In the vein of all great literature and cinema, Wilson has created a character in Troy who is complex. He loves his family, but he doesn’t always know how to show it, or how to separate his own struggles from their situations. The audience goes from hating him one minute to sympathizing with him the next, even rooting for him when he becomes the first black garbage truck driver in Pittsburgh. We are sympathetic to Troy at the same time we realize that he is the villain. The wicked injustice of American society towards African-Americans has created deep wounds in Troy, and white viewers, like myself, are invited to walk a mile in a black man’s shoes and try to understand how he has become so bitter and bullying, and what drives him. As A.O. Scott insightfully notes in his NY Times review, “[Troy’s] rigid ideas about work, responsibility, and manhood constitute not a demand for attention, but an assertion of dignity.”

Translating a play to the big screen is tricky, as the long scenes of a play feel stuffy and often don’t work as well for restless film audiences. But, Washington and his cinematographer Charlotte Christensen (Girl on the Train, Far From the Madding Crowd), filming on location in Pittsburgh, have kept things simple, letting the scenes breathe while letting the actors do terrific work. There is not a weak performance among any of the actors, with Denzel and Viola Davis sure to be nominated for Academy Awards.

August Wilson was quoted in an interview in 1999 saying, “I once wrote this short story called ‘The Best Blues Singer in the World,’ and it went like this- ‘The streets that Balboa walked were his own private ocean, and Balboa was drowning.’ End of story. That says it all. Nothing else to say. I’ve been rewriting that same story over and over again. All my plays are rewriting that same story.”

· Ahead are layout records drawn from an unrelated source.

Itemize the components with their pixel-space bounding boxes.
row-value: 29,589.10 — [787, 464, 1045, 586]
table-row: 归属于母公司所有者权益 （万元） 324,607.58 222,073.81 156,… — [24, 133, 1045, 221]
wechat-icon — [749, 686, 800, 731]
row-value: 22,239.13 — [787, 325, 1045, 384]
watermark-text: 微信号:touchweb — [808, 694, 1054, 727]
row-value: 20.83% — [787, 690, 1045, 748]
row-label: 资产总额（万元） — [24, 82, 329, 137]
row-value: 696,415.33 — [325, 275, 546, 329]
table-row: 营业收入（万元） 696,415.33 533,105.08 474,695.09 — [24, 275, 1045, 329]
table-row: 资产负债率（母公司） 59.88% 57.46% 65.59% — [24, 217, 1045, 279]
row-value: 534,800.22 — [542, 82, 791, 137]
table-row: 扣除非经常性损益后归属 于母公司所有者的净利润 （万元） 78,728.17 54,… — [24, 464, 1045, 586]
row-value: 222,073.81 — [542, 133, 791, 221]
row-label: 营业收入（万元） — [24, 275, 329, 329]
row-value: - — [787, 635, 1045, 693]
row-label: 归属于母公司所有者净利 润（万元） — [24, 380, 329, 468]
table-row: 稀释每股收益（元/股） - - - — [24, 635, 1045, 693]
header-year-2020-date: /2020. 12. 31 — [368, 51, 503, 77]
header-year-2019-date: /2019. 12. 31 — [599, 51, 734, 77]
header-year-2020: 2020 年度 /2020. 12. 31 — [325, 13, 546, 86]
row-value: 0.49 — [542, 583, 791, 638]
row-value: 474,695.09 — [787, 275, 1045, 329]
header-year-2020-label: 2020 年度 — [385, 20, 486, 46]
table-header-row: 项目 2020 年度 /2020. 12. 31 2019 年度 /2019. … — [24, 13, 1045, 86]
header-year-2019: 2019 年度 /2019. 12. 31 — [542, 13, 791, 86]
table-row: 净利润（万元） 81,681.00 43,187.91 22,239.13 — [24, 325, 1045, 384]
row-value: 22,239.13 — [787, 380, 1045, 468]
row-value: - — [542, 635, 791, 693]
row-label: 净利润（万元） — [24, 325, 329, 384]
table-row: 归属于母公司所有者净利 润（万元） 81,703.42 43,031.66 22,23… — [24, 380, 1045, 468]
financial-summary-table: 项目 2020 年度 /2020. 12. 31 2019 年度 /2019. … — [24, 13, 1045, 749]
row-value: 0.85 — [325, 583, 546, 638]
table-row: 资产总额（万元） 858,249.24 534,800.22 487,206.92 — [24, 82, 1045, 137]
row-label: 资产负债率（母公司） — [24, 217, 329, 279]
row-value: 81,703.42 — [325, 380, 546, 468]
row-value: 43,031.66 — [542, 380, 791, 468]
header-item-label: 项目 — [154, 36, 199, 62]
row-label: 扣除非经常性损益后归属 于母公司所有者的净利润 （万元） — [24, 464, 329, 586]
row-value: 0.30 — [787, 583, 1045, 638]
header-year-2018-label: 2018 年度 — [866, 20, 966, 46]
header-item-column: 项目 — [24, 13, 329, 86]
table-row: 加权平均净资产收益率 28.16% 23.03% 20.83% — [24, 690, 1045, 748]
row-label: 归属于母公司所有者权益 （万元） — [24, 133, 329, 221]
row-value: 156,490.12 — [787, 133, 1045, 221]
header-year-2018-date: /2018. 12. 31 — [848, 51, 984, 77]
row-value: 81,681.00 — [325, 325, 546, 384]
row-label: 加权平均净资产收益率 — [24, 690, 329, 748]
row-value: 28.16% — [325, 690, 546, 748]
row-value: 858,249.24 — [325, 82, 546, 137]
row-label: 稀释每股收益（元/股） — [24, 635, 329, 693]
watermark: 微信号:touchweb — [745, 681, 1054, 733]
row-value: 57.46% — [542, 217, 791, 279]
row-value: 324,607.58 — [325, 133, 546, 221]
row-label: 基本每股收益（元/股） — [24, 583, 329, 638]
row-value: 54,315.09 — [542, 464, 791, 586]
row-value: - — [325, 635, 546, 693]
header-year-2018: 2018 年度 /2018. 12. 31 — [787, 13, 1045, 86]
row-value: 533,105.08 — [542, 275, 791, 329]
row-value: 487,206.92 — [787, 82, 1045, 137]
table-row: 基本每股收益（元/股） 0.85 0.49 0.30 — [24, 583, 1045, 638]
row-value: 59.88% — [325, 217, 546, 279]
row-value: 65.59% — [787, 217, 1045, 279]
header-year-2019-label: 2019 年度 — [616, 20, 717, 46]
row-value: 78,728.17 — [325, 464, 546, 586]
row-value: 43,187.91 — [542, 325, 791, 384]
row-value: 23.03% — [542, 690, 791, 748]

Fences is certainly about a man drowning in his own private ocean, but the great thing here is how deeply we get to look into the lives of the other characters. Rose may play second fiddle to Troy when it comes to the amount of talking done around the house, but her story is just as alive as his, as we watch her tread water next to her drowning husband. We weep for her like we weep for Cory, who must learn to find some peace with his father in order to avoid drowning in his own ocean.

This may all sound depressing, but while there are moments of devastation, there are also (literal) notes of hope found in God’s grace to this family. It’s no accident that Troy’s brother is named Gabriel, and that he blows a trumpet. We learn that there’s more to life than living inside fences you’ve built for yourself in this life; you also have to know how to get beyond the gates of heaven.